The plot. I really loved it. I devoured every single page of the book until I hit that last line, but I was scared as hell in the process. Mara is one creepy girl. With all those hallucinations?! That scene with the picture-door swap-a-roo? WHAT?! ARE YOU KIDDING ME?! And who would forget about that bath tub? No one. Not even my grand kids' grand kids. While I was reading the book, chapter-by-chapter, I lost track of time. And as soon as I saw that "popcorn sound" near the end, I was losing it. Finally, as I reached that last line, that last thought she had in her mind about a dead friend someone, I snapped. Literally.

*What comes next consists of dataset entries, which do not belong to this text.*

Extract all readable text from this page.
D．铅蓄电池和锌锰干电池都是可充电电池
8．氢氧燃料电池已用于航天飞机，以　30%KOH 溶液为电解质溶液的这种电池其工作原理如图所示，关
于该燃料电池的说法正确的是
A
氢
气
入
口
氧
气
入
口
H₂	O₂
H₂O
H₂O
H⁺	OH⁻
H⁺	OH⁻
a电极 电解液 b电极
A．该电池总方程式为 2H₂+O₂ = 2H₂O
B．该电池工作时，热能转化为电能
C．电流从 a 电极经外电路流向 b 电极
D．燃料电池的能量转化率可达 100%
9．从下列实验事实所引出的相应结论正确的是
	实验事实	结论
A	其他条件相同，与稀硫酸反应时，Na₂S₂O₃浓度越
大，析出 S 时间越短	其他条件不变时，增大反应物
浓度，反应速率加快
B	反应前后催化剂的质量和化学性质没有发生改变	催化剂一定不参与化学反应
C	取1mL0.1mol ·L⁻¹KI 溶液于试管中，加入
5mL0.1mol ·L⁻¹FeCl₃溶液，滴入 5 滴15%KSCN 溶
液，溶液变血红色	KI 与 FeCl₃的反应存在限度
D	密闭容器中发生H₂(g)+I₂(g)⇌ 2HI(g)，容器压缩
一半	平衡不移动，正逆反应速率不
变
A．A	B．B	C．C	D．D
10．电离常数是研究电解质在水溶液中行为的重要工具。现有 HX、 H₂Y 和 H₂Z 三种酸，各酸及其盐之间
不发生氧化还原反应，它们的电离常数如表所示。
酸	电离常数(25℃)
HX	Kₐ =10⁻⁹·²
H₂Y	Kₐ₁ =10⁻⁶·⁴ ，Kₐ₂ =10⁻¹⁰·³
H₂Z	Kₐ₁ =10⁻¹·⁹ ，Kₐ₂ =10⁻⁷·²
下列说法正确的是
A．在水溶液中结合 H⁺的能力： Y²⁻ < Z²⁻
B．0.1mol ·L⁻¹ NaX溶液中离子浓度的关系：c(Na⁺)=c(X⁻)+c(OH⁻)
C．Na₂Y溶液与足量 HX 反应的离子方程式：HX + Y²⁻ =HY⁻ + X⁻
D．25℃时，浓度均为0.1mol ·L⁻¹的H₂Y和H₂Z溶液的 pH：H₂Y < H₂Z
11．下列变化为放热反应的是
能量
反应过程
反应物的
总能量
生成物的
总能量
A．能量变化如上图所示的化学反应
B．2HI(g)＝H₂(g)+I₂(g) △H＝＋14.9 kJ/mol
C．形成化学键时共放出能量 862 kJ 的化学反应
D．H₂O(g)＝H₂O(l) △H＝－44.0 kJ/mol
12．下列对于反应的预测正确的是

Yeah, I really, really liked it. But when I logged on to Goodreads, I was shocked. Many people rated it with 2-3 stars only. Why? It really deserved better. Aside from everything, and I mean it, there's a deeper meaning to Mara's vagueness and anonymity to the outside world. She feels alone, desolated, beause of what she can do. Then again, that's only me. 

The Rating

This intricately crafted novel needs 5 grenades. I really enjoyed it, treasuring those sexy yet mind-blowing moments,  and YOU. HAVE. TO. PICK. IT UP.